Zahra ma mère est morte le 15 avril 2021. C’est aujourd’hui qu’elle va accomplir son ultime voyage vers son pays, son village, sa terre. Ma mère avait la Kabylie chevillée au corps, un attachement viscéral que l’exil, curieusement, n’avait en rien entamé.

C’est finalement le moyen qu’elle a trouvé pour retourner dans son pays qu’elle n’a pas pu revoir depuis presque deux ans — elle qui y passait pratiquement la moitié de l’année auprès de son grand fils et de sa grande fille et de tous les siens et siennes restées là-bas. Brutalement les frontières s’étaient fermées, comme un piège dont elle ne voyait pas la sortie. Elle est un peu morte de nostalgie.

Elle sera enterrée sur le lopin de terre qu’elle a pris soin de désigner. Proche de sa maison, à proximité de celles et ceux avec qui elle a partagé son existence, des liens demeurés intacts malgré l’exil, car dans cette société, et pour la génération de ma mère en particulier, c’est le groupe qui vous fonde ; il n’y a pas d’existence possible en dehors de celui-ci. Cela lui conférait une manière d’être au monde qui tranchait avec la notion d’individu qui prévaut en France et dont je suis imprégnée.
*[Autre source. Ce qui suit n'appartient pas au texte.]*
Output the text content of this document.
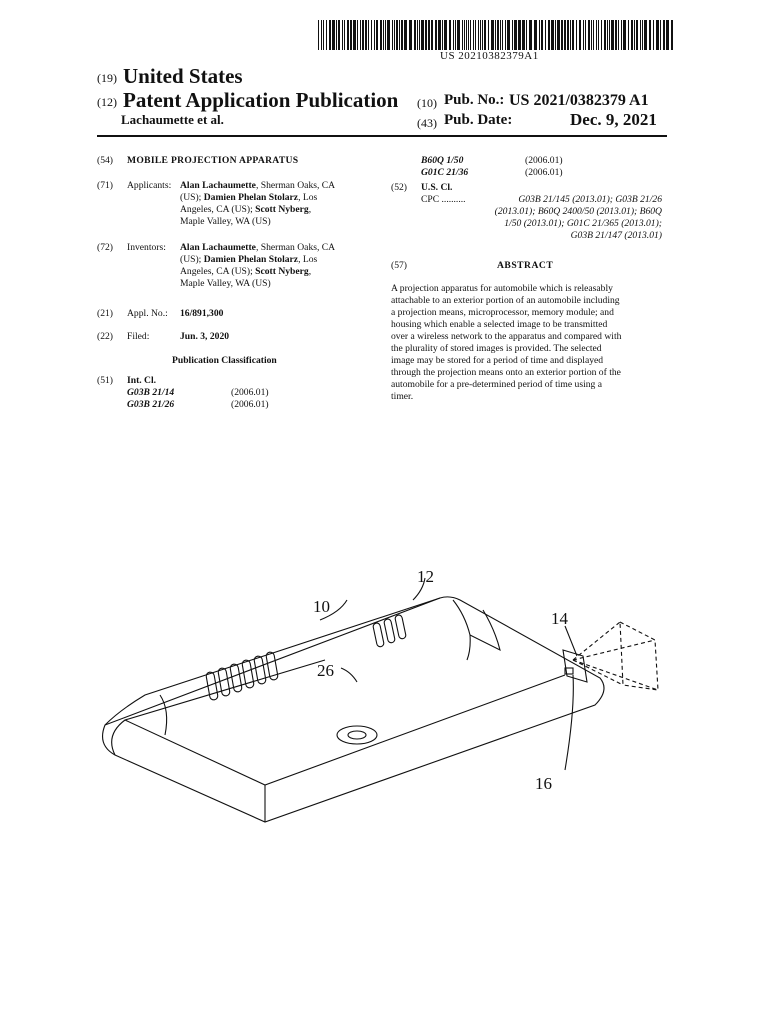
US 20210382379A1
(19) United States
(12) Patent Application Publication
Lachaumette et al.
(10) Pub. No.: US 2021/0382379 A1
(43) Pub. Date:	Dec. 9, 2021
(54) MOBILE PROJECTION APPARATUS
(71) Applicants: Alan Lachaumette, Sherman Oaks, CA
(US); Damien Phelan Stolarz, Los
Angeles, CA (US); Scott Nyberg,
Maple Valley, WA (US)
(72) Inventors: Alan Lachaumette, Sherman Oaks, CA
(US); Damien Phelan Stolarz, Los
Angeles, CA (US); Scott Nyberg,
Maple Valley, WA (US)
(21) Appl. No.: 16/891,300
(22) Filed:	Jun. 3, 2020
Publication Classification
(51) Int. Cl.
G03B 21/14	(2006.01)
G03B 21/26	(2006.01)
B60Q 1/50	(2006.01)
G01C 21/36	(2006.01)
(52) U.S. Cl.
CPC ..........	G03B 21/145 (2013.01); G03B 21/26
(2013.01); B60Q 2400/50 (2013.01); B60Q
1/50 (2013.01); G01C 21/365 (2013.01);
G03B 21/147 (2013.01)
(57)	ABSTRACT
A projection apparatus for automobile which is releasably
attachable to an exterior portion of an automobile including
a projection means, microprocessor, memory module; and
housing which enable a selected image to be transmitted
over a wireless network to the apparatus and compared with
the plurality of stored images is provided. The selected
image may be stored for a period of time and displayed
through the projection means onto an exterior portion of the
automobile for a pre-determined period of time using a
timer.
10
12
14
16
26
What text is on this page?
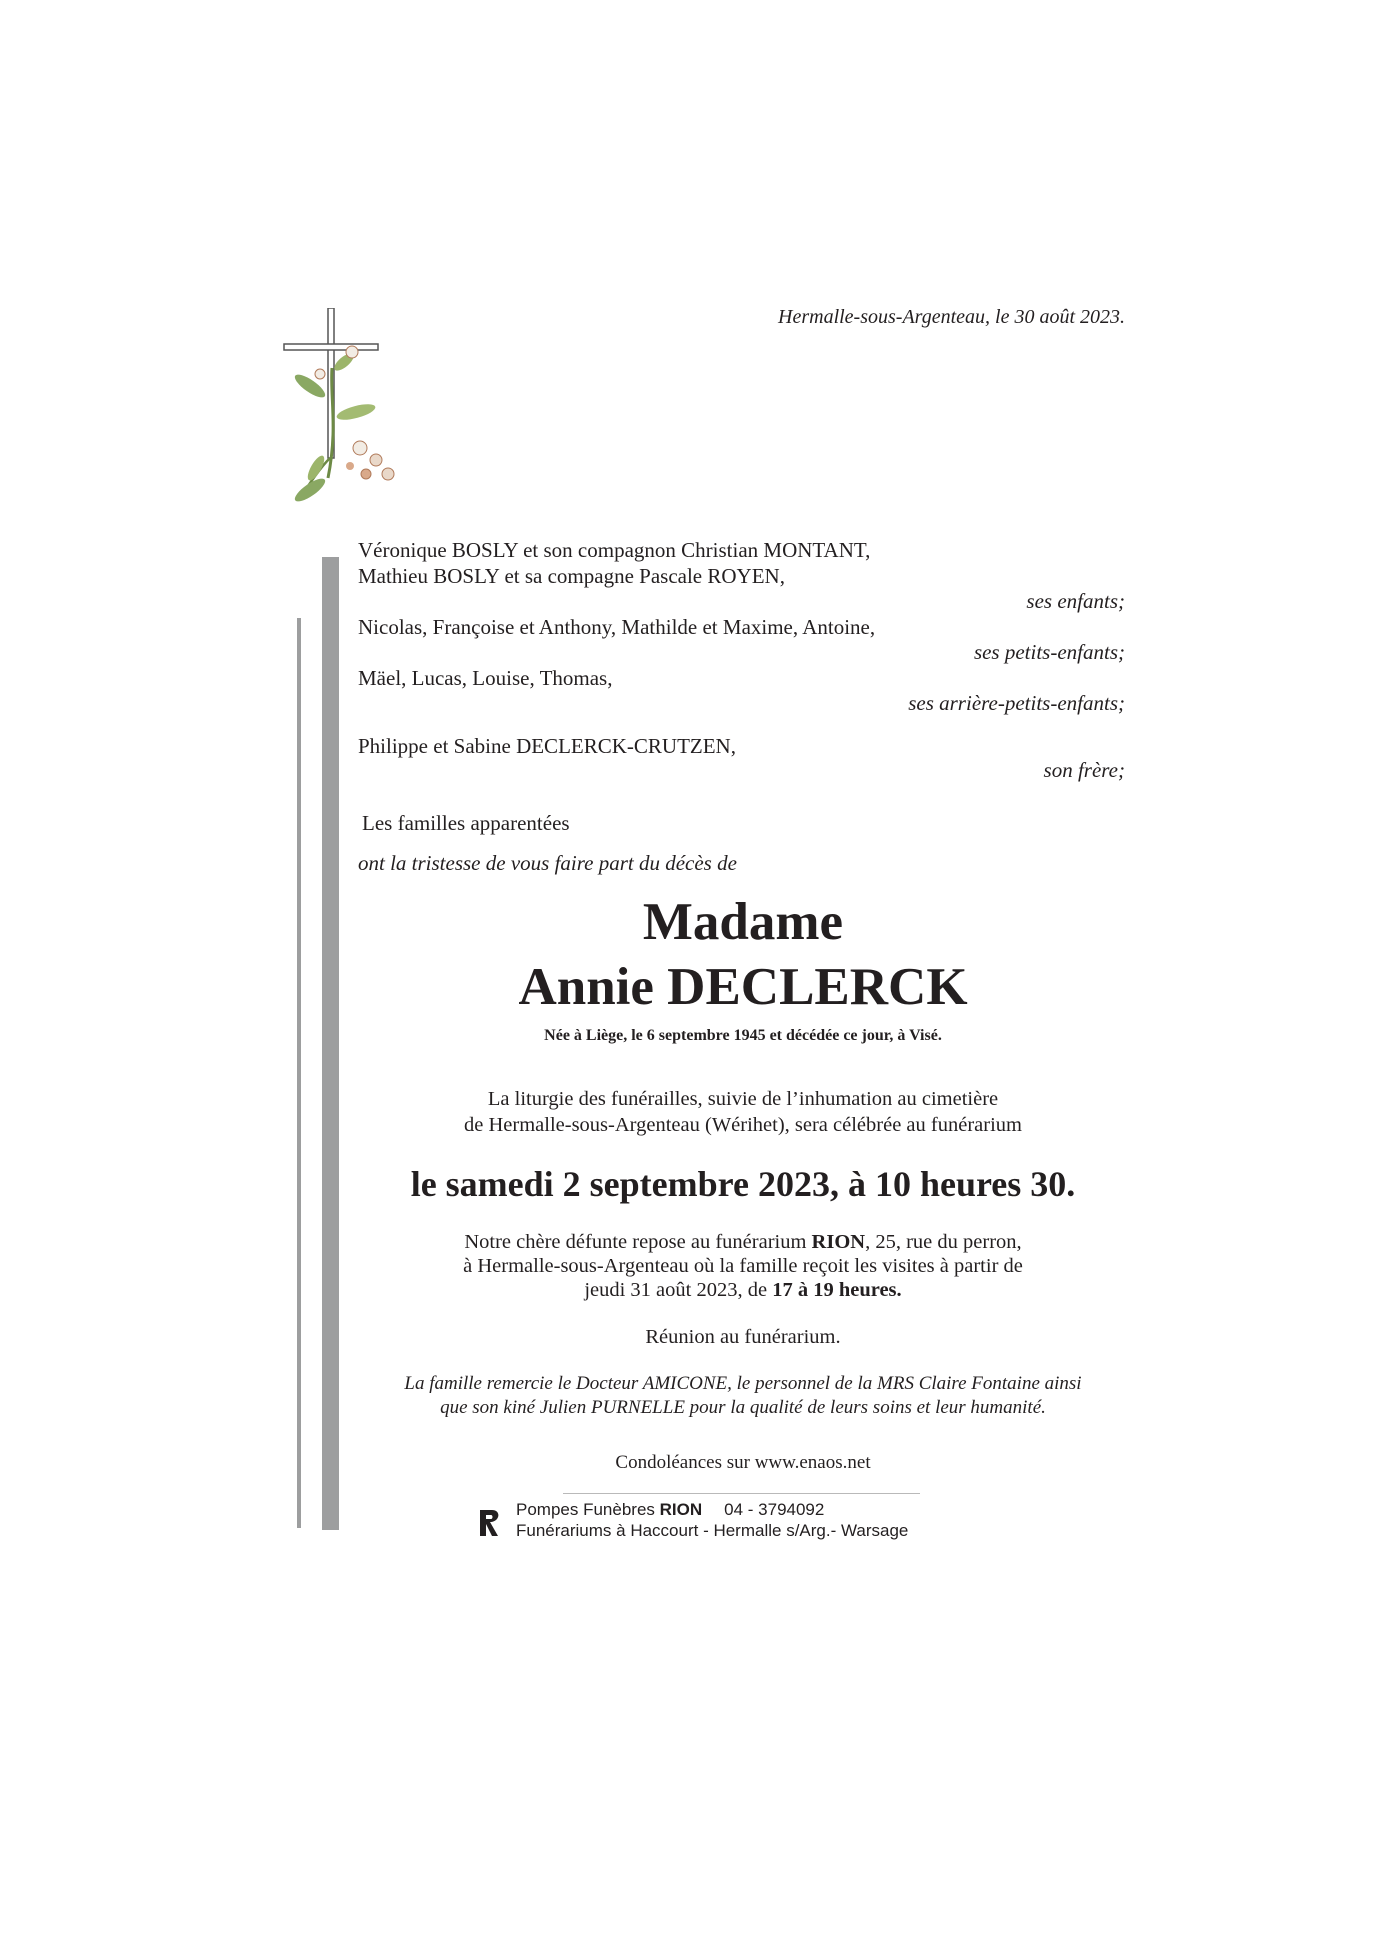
Hermalle-sous-Argenteau, le 30 août 2023.
Véronique BOSLY et son compagnon Christian MONTANT,
Mathieu BOSLY et sa compagne Pascale ROYEN,
ses enfants;
Nicolas, Françoise et Anthony, Mathilde et Maxime, Antoine,
ses petits-enfants;
Mäel, Lucas, Louise, Thomas,
ses arrière-petits-enfants;
Philippe et Sabine DECLERCK-CRUTZEN,
son frère;
Les familles apparentées
ont la tristesse de vous faire part du décès de
Madame
Annie DECLERCK
Née à Liège, le 6 septembre 1945 et décédée ce jour, à Visé.
La liturgie des funérailles, suivie de l’inhumation au cimetière
de Hermalle-sous-Argenteau (Wérihet), sera célébrée au funérarium
le samedi 2 septembre 2023, à 10 heures 30.
Notre chère défunte repose au funérarium RION, 25, rue du perron,
à Hermalle-sous-Argenteau où la famille reçoit les visites à partir de
jeudi 31 août 2023, de 17 à 19 heures.
Réunion au funérarium.
La famille remercie le Docteur AMICONE, le personnel de la MRS Claire Fontaine ainsi
que son kiné Julien PURNELLE pour la qualité de leurs soins et leur humanité.
Condoléances sur www.enaos.net
Pompes Funèbres RION 04 - 3794092
Funérariums à Haccourt - Hermalle s/Arg.- Warsage
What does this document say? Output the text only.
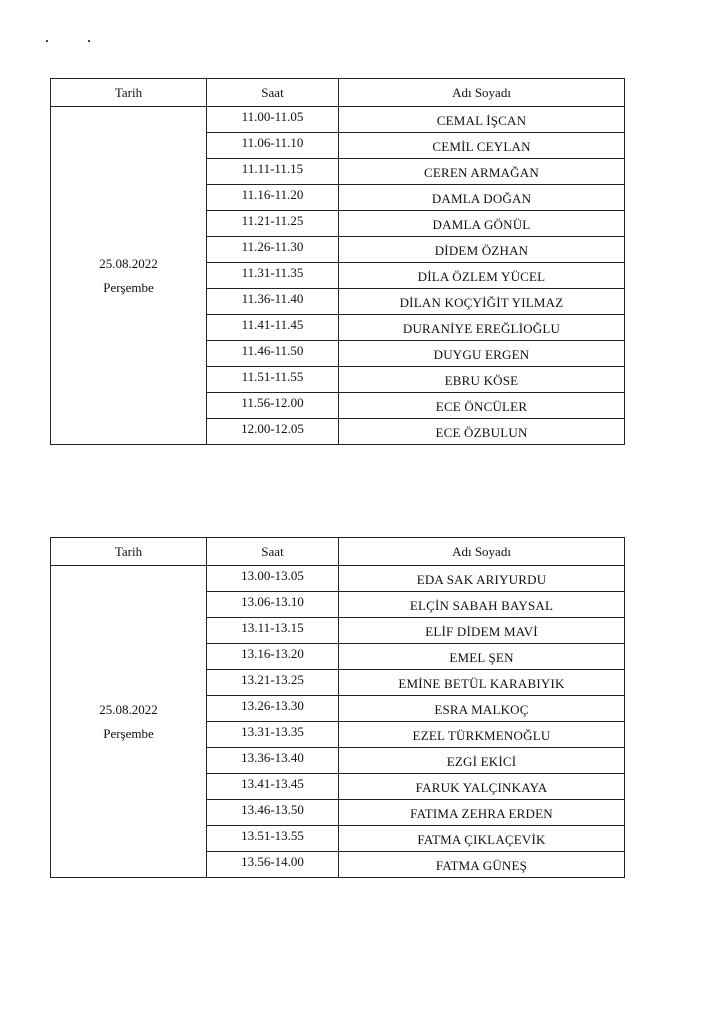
Tarih	Saat	Adı Soyadı

25.08.2022
Perşembe	11.00-11.05	CEMAL İŞCAN
	11.06-11.10	CEMİL CEYLAN
	11.11-11.15	CEREN ARMAĞAN
	11.16-11.20	DAMLA DOĞAN
	11.21-11.25	DAMLA GÖNÜL
	11.26-11.30	DİDEM ÖZHAN
	11.31-11.35	DİLA ÖZLEM YÜCEL
	11.36-11.40	DİLAN KOÇYİĞİT YILMAZ
	11.41-11.45	DURANİYE EREĞLİOĞLU
	11.46-11.50	DUYGU ERGEN
	11.51-11.55	EBRU KÖSE
	11.56-12.00	ECE ÖNCÜLER
	12.00-12.05	ECE ÖZBULUN
Tarih	Saat	Adı Soyadı

25.08.2022
Perşembe	13.00-13.05	EDA SAK ARIYURDU
	13.06-13.10	ELÇİN SABAH BAYSAL
	13.11-13.15	ELİF DİDEM MAVİ
	13.16-13.20	EMEL ŞEN
	13.21-13.25	EMİNE BETÜL KARABIYIK
	13.26-13.30	ESRA MALKOÇ
	13.31-13.35	EZEL TÜRKMENOĞLU
	13.36-13.40	EZGİ EKİCİ
	13.41-13.45	FARUK YALÇINKAYA
	13.46-13.50	FATIMA ZEHRA ERDEN
	13.51-13.55	FATMA ÇIKLAÇEVİK
	13.56-14.00	FATMA GÜNEŞ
Ce n’était pas sans heurts, mais j’ai fini par comprendre et cela m’a appris.

L’autre dimension qui la rendait si singulière, c’était son rapport à sa langue, le kabyle. Ma mère en avait fait sa citadelle imprenable. Il ne lui est jamais vraiment venu à l’idée qu’elle pourrait parler une autre langue. C’est un choix qu’elle a payé, chèrement, mais je ne crois pas qu’elle l’ait regretté. Elle appartenait à un monde ancien structuré par des principes et des codes qui ne pouvaient être transmis que dans la langue dans laquelle ils ont été élaborés. J’en suis héritière. C’est un héritage immense, qui va bien au-delà de la langue. J’en ai appris à naviguer entre plusieurs mondes. Merci Zahra. Merci pour tout. Pour la leçon de dignité qu’a été ton existence. Pour les principes de solidarité et d’intégrité que tu as portés haut et beau. Pour ce lien vers l’invisible que tu m’as un peu transmis. Pour tous ces instants de poésie que tu nous as offerts dans la banalité du quotidien. Pour l’amour que tu me portais dont je réalise aujourd’hui qu’il était immense.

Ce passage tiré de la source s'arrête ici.